Monterey County Herald
July 8th, 2015
A proposal that would allow doctors to prescribe lethal doses of medicine to terminally ill patients has been stalled in the state Legislature, signaling that Californians may not be ready for such a law.
Supporters had been full speed ahead on the legislation, but when concerns were raised by some state Democrats, the bill’s sponsors decided to withdraw the proposal from consideration by a key Assembly committee. One of the bill’s sponsors, state Sen. Bill Monning, D-Carmel, has vowed to move ahead with his bill, even while acknowledging that it may not have enough support yet from fellow lawmakers.
“We lacked confidence in having the precise number of votes we needed,” said Monning, after the authors withdrew the bill from a scheduled hearing. “We didn’t want to roll the dice and have an end of the road today. We chose not to present it and are exploring our other options.”
Despite our qualified support of the efforts by end-of-life advocates to establish some sort of legal assisted suicide law for California, we are encouraged that others with concerns about its legalization have stepped forward. We’re sympathetic to those who passionately believe in legal assisted suicide, but we’re not convinced that all Californians are on board.

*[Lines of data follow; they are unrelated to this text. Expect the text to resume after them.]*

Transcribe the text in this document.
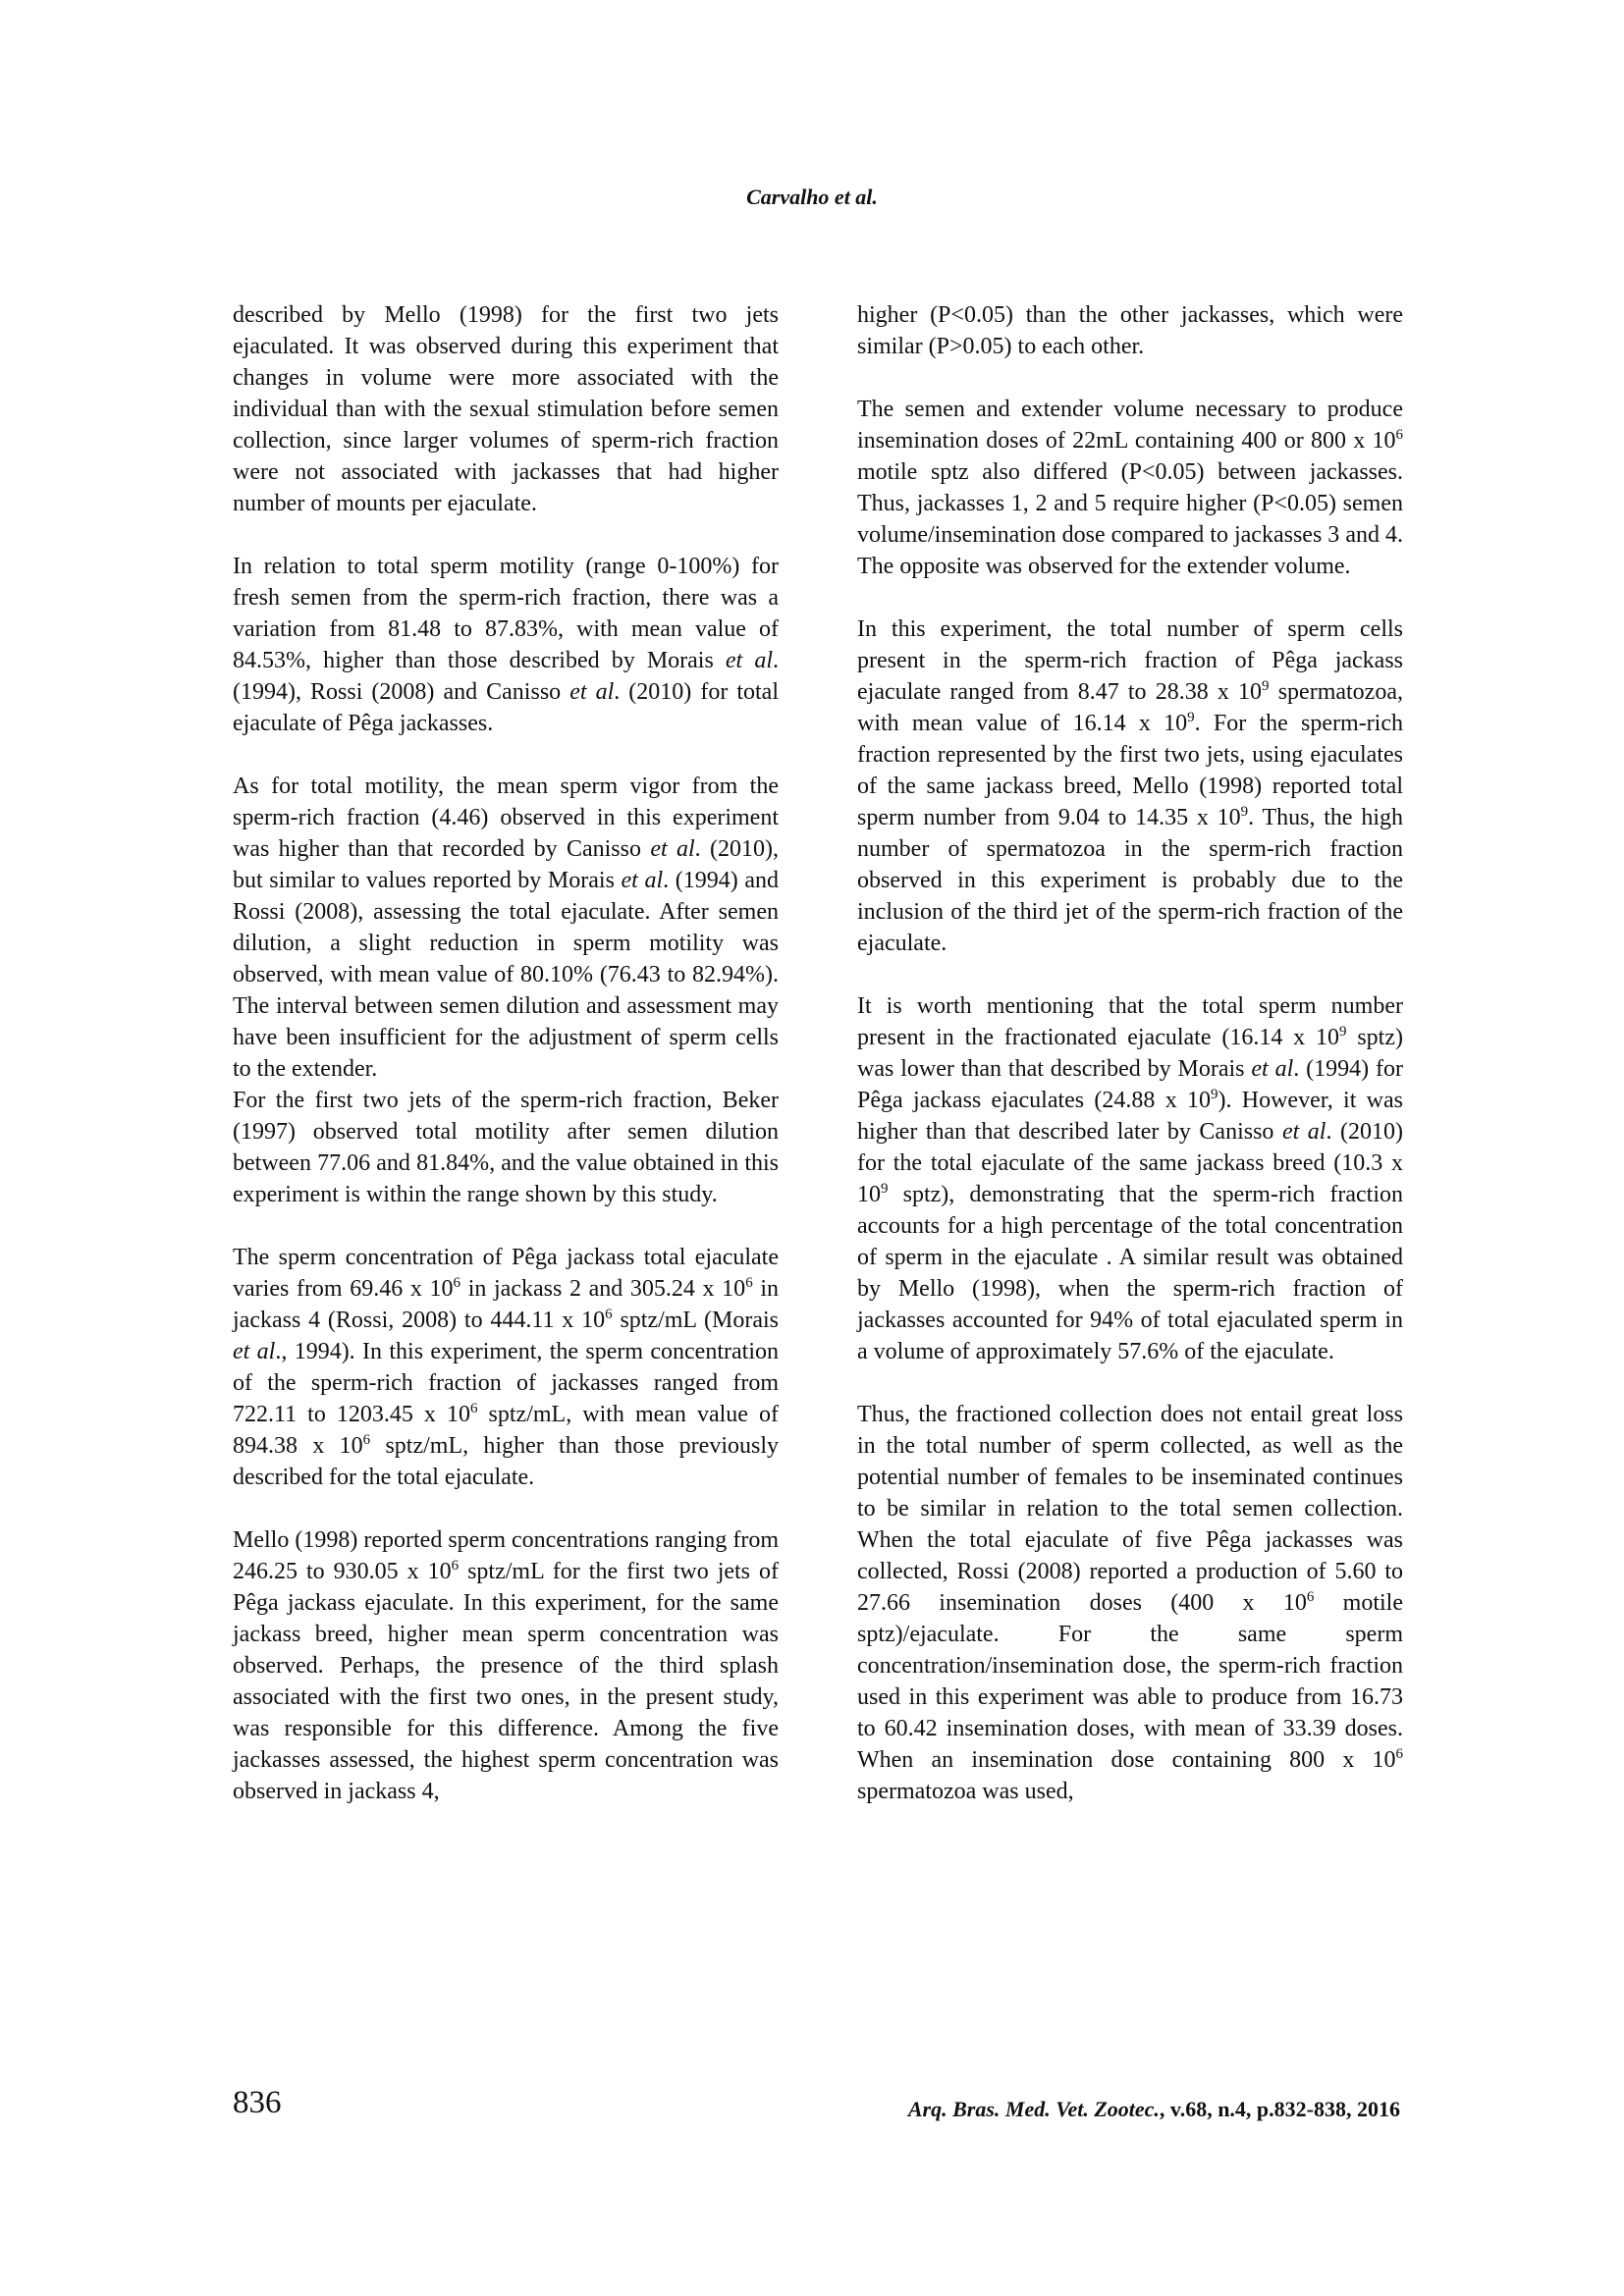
Carvalho et al.

described by Mello (1998) for the first two jets ejaculated. It was observed during this experiment that changes in volume were more associated with the individual than with the sexual stimulation before semen collection, since larger volumes of sperm-rich fraction were not associated with jackasses that had higher number of mounts per ejaculate.

In relation to total sperm motility (range 0-100%) for fresh semen from the sperm-rich fraction, there was a variation from 81.48 to 87.83%, with mean value of 84.53%, higher than those described by Morais et al. (1994), Rossi (2008) and Canisso et al. (2010) for total ejaculate of Pêga jackasses.

As for total motility, the mean sperm vigor from the sperm-rich fraction (4.46) observed in this experiment was higher than that recorded by Canisso et al. (2010), but similar to values reported by Morais et al. (1994) and Rossi (2008), assessing the total ejaculate. After semen dilution, a slight reduction in sperm motility was observed, with mean value of 80.10% (76.43 to 82.94%). The interval between semen dilution and assessment may have been insufficient for the adjustment of sperm cells to the extender.

For the first two jets of the sperm-rich fraction, Beker (1997) observed total motility after semen dilution between 77.06 and 81.84%, and the value obtained in this experiment is within the range shown by this study.

The sperm concentration of Pêga jackass total ejaculate varies from 69.46 x $10^6$ in jackass 2 and 305.24 x $10^6$ in jackass 4 (Rossi, 2008) to 444.11 x $10^6$ sptz/mL (Morais et al., 1994). In this experiment, the sperm concentration of the sperm-rich fraction of jackasses ranged from 722.11 to 1203.45 x $10^6$ sptz/mL, with mean value of 894.38 x $10^6$ sptz/mL, higher than those previously described for the total ejaculate.

Mello (1998) reported sperm concentrations ranging from 246.25 to 930.05 x $10^6$ sptz/mL for the first two jets of Pêga jackass ejaculate. In this experiment, for the same jackass breed, higher mean sperm concentration was observed. Perhaps, the presence of the third splash associated with the first two ones, in the present study, was responsible for this difference. Among the five jackasses assessed, the highest sperm concentration was observed in jackass 4,

higher (P<0.05) than the other jackasses, which were similar (P>0.05) to each other.

The semen and extender volume necessary to produce insemination doses of 22mL containing 400 or 800 x $10^6$ motile sptz also differed (P<0.05) between jackasses. Thus, jackasses 1, 2 and 5 require higher (P<0.05) semen volume/insemination dose compared to jackasses 3 and 4. The opposite was observed for the extender volume.

In this experiment, the total number of sperm cells present in the sperm-rich fraction of Pêga jackass ejaculate ranged from 8.47 to 28.38 x $10^9$ spermatozoa, with mean value of 16.14 x $10^9$. For the sperm-rich fraction represented by the first two jets, using ejaculates of the same jackass breed, Mello (1998) reported total sperm number from 9.04 to 14.35 x $10^9$. Thus, the high number of spermatozoa in the sperm-rich fraction observed in this experiment is probably due to the inclusion of the third jet of the sperm-rich fraction of the ejaculate.

It is worth mentioning that the total sperm number present in the fractionated ejaculate (16.14 x $10^9$ sptz) was lower than that described by Morais et al. (1994) for Pêga jackass ejaculates (24.88 x $10^9$). However, it was higher than that described later by Canisso et al. (2010) for the total ejaculate of the same jackass breed (10.3 x $10^9$ sptz), demonstrating that the sperm-rich fraction accounts for a high percentage of the total concentration of sperm in the ejaculate . A similar result was obtained by Mello (1998), when the sperm-rich fraction of jackasses accounted for 94% of total ejaculated sperm in a volume of approximately 57.6% of the ejaculate.

Thus, the fractioned collection does not entail great loss in the total number of sperm collected, as well as the potential number of females to be inseminated continues to be similar in relation to the total semen collection. When the total ejaculate of five Pêga jackasses was collected, Rossi (2008) reported a production of 5.60 to 27.66 insemination doses (400 x $10^6$ motile sptz)/ejaculate. For the same sperm concentration/insemination dose, the sperm-rich fraction used in this experiment was able to produce from 16.73 to 60.42 insemination doses, with mean of 33.39 doses. When an insemination dose containing 800 x $10^6$ spermatozoa was used,

836	Arq. Bras. Med. Vet. Zootec., v.68, n.4, p.832-838, 2016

There are simply too many people with legal and moral concerns, and some state legislators stepped forward to give a voice to them.
Assemblyman Freddie Rodriguez, D-Pomona, said the proposal conflicted with his beliefs based on his years working as an emergency medical technician. He told the Los Angeles Times: “I was there to protect and preserve life and give folks a second chance. It’s just something I couldn’t come to grips with in this bill.”
Another Southern California Democrat, Assemblywoman Lorena Gonzalez, said her mother died from a terminal illness but lived longer than her doctors had predicted.
The bill got its start in part by the publicity surrounding the case of Brittany Maynard, a 29-year-old terminally ill patient who moved to Oregon to fulfill her desire to end her life. Her belief in assisted suicide was powerful, and many supporters argued that California should have a bill similar to Oregon’s. But we’re always skeptical of legislation that results from news coverage, because often the issue at hand is more complex than just one person’s story.
What might have been right for Maynard and her family might not be the right fit for others. And it might not be right for medical personnel, for families in conflict or for those with religious and ethical concerns.
That’s not to say that we are entirely opposed to the idea of assisted suicide. But the legalization of it is something that might take time for Californians to become used to and need not be part of what seems to be a quickened pace of legislation establishing social changes often favored by the progressive left. We appreciate the concerns of dissenters. Establishing a legal procedure for assisted suicide should be done with care, and winning support from all factions of Californians is going to take some time.